Clinically, a “complete” previa will mean that the internal cervical os is completely covered by the placenta. “Partial” indicates that the placenta only covers part of the cervical os.  “Low lying” means that the placenta implants low in the uterus but does not cover the cervix. Provider documentation will need to clearly make this distinction in order to code correctly, Witt says.

Finally, you will delete O70.2 (Third degree perineal laceration during delivery) and add these expanded options:

  • O70.20 (Third degree perineal laceration during delivery, unspecified)
  • O70.21 (Third degree perineal laceration during delivery, IIIa)
  • O70.22 (Third degree perineal laceration during delivery, IIIb)
  • O70.23 (Third degree perineal laceration during delivery, IIIc).

Again, documentation will be important, Witt says. The American Congress of Obstetricians and Gynecologists (ACOG) requested this change to improve data with regard to this type of laceration. Type 3a means that less than 50% of the External Anal Sphincter (EAS) is torn; type 3b indicates that more than 50% of the EAS is torn; and type 3c would mean that both the external and internal anal sphincter are torn.

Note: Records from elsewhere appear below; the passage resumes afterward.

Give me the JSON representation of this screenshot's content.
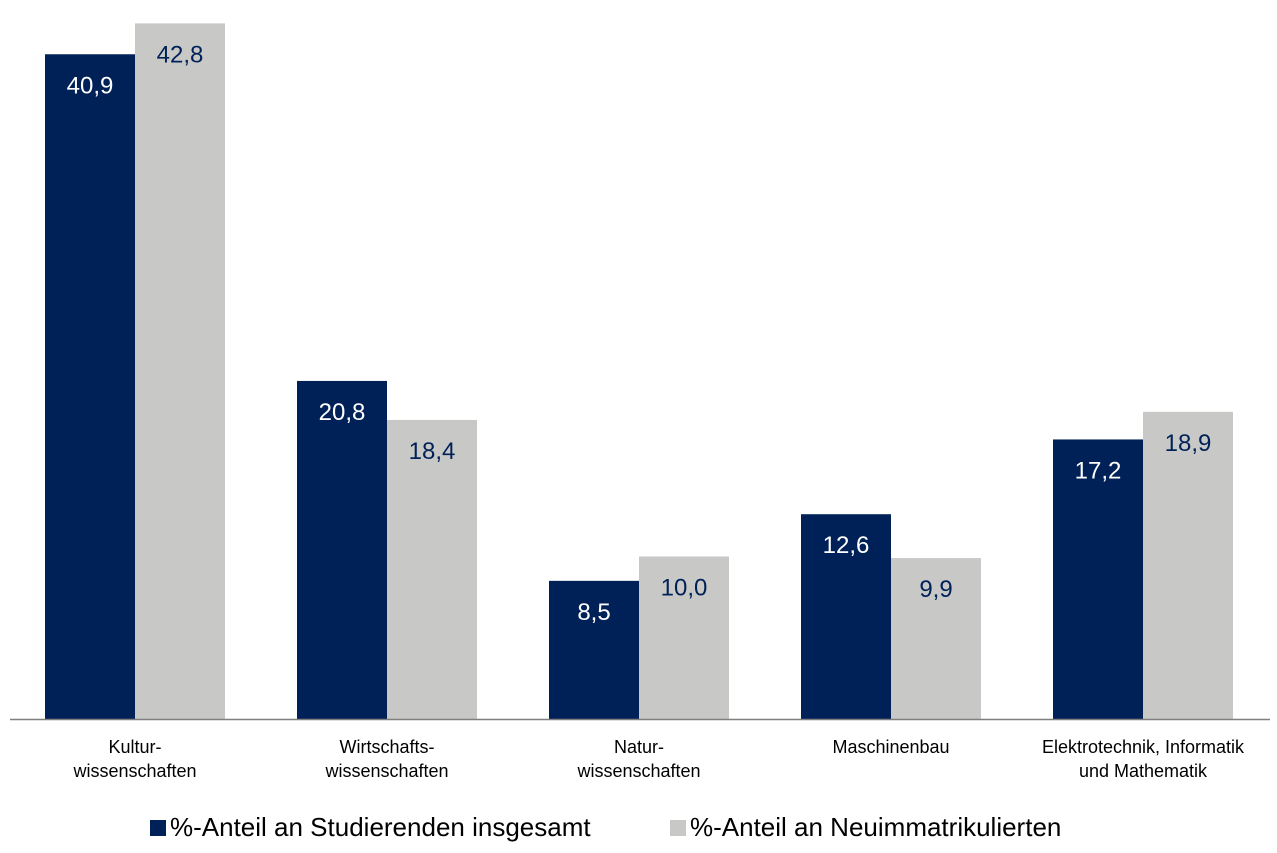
{
  "colors": {
    "series1": "#002157",
    "series2": "#c8c9c7",
    "label_on_dark": "#ffffff",
    "label_on_light": "#002157",
    "axis": "#7f7f7f"
  },
  "chart_data": {
    "type": "bar",
    "categories": [
      [
        "Kultur-",
        "wissenschaften"
      ],
      [
        "Wirtschafts-",
        "wissenschaften"
      ],
      [
        "Natur-",
        "wissenschaften"
      ],
      [
        "Maschinenbau"
      ],
      [
        "Elektrotechnik, Informatik",
        "und Mathematik"
      ]
    ],
    "series": [
      {
        "name": "%-Anteil an Studierenden insgesamt",
        "values": [
          40.9,
          20.8,
          8.5,
          12.6,
          17.2
        ],
        "labels": [
          "40,9",
          "20,8",
          "8,5",
          "12,6",
          "17,2"
        ]
      },
      {
        "name": "%-Anteil an Neuimmatrikulierten",
        "values": [
          42.8,
          18.4,
          10.0,
          9.9,
          18.9
        ],
        "labels": [
          "42,8",
          "18,4",
          "10,0",
          "9,9",
          "18,9"
        ]
      }
    ],
    "ylim": [
      0,
      43.5
    ],
    "grid": false,
    "legend_position": "bottom"
  }
}
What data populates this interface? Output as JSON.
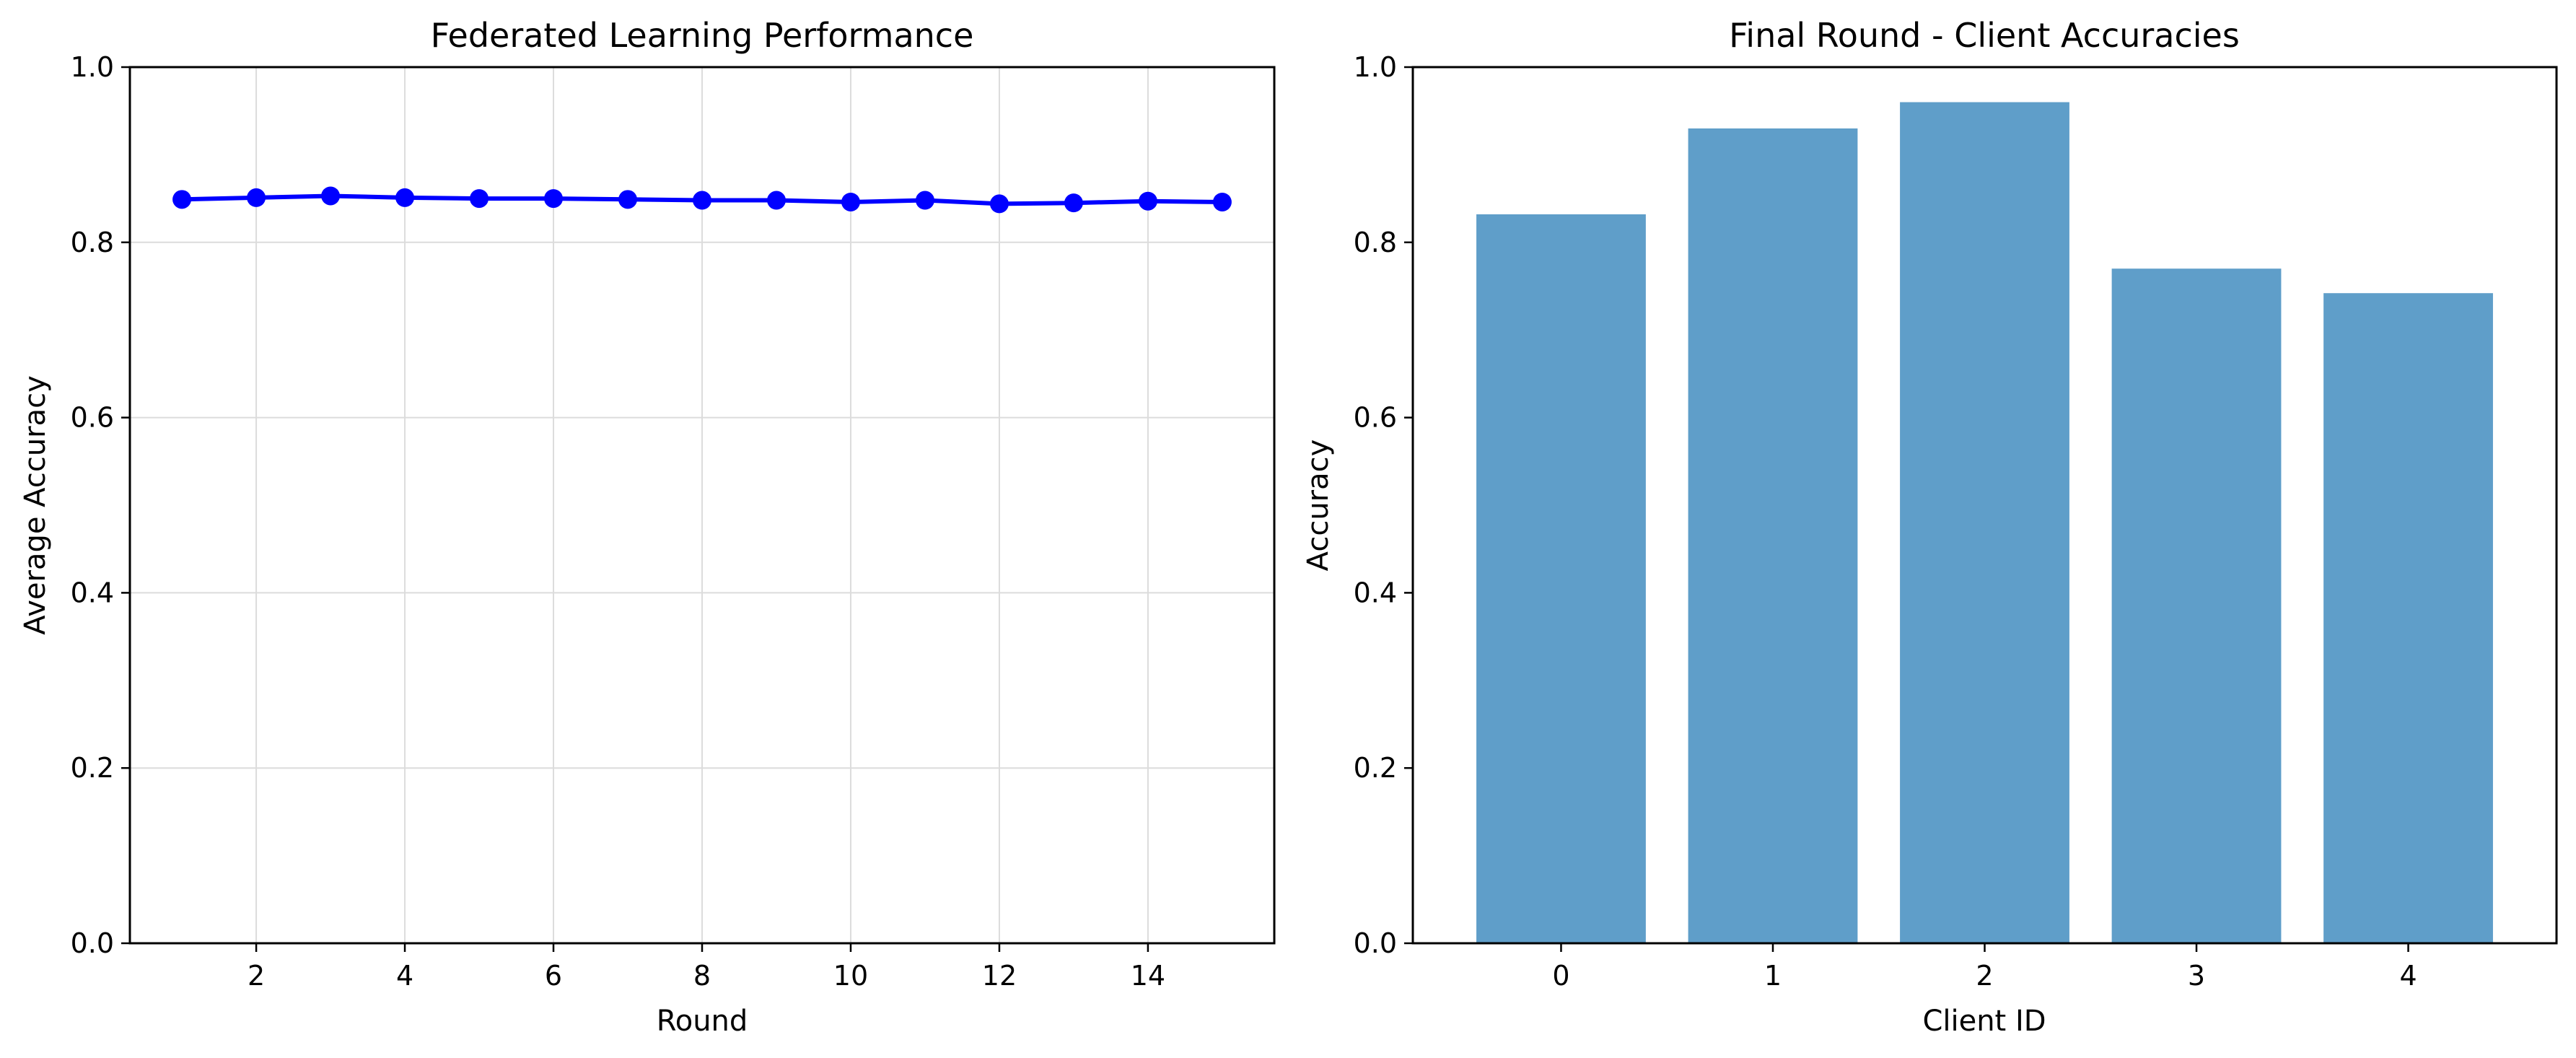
{
  "chart_data": [
    {
      "type": "line",
      "title": "Federated Learning Performance",
      "xlabel": "Round",
      "ylabel": "Average Accuracy",
      "xlim": [
        0.3,
        15.7
      ],
      "ylim": [
        0,
        1
      ],
      "xticks": [
        2,
        4,
        6,
        8,
        10,
        12,
        14
      ],
      "yticks": [
        0.0,
        0.2,
        0.4,
        0.6,
        0.8,
        1.0
      ],
      "grid": true,
      "color": "#0000ff",
      "x": [
        1,
        2,
        3,
        4,
        5,
        6,
        7,
        8,
        9,
        10,
        11,
        12,
        13,
        14,
        15
      ],
      "y": [
        0.849,
        0.851,
        0.853,
        0.851,
        0.85,
        0.85,
        0.849,
        0.848,
        0.848,
        0.846,
        0.848,
        0.844,
        0.845,
        0.847,
        0.846
      ]
    },
    {
      "type": "bar",
      "title": "Final Round - Client Accuracies",
      "xlabel": "Client ID",
      "ylabel": "Accuracy",
      "ylim": [
        0,
        1
      ],
      "yticks": [
        0.0,
        0.2,
        0.4,
        0.6,
        0.8,
        1.0
      ],
      "grid": false,
      "color": "#5f9ec9",
      "categories": [
        "0",
        "1",
        "2",
        "3",
        "4"
      ],
      "values": [
        0.832,
        0.93,
        0.96,
        0.77,
        0.742
      ]
    }
  ]
}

Remember: The list is not yet final. “The code lists that have been posted on the CMS and CDC websites are NOT the final list. The Addenda to be published in June is the complete, final list of code changes going into effect this October,” says Sue Bowman, MJ, RHIA, CCS, FAHIMA, Senior Director of Coding Policy and Compliance at AHIMA.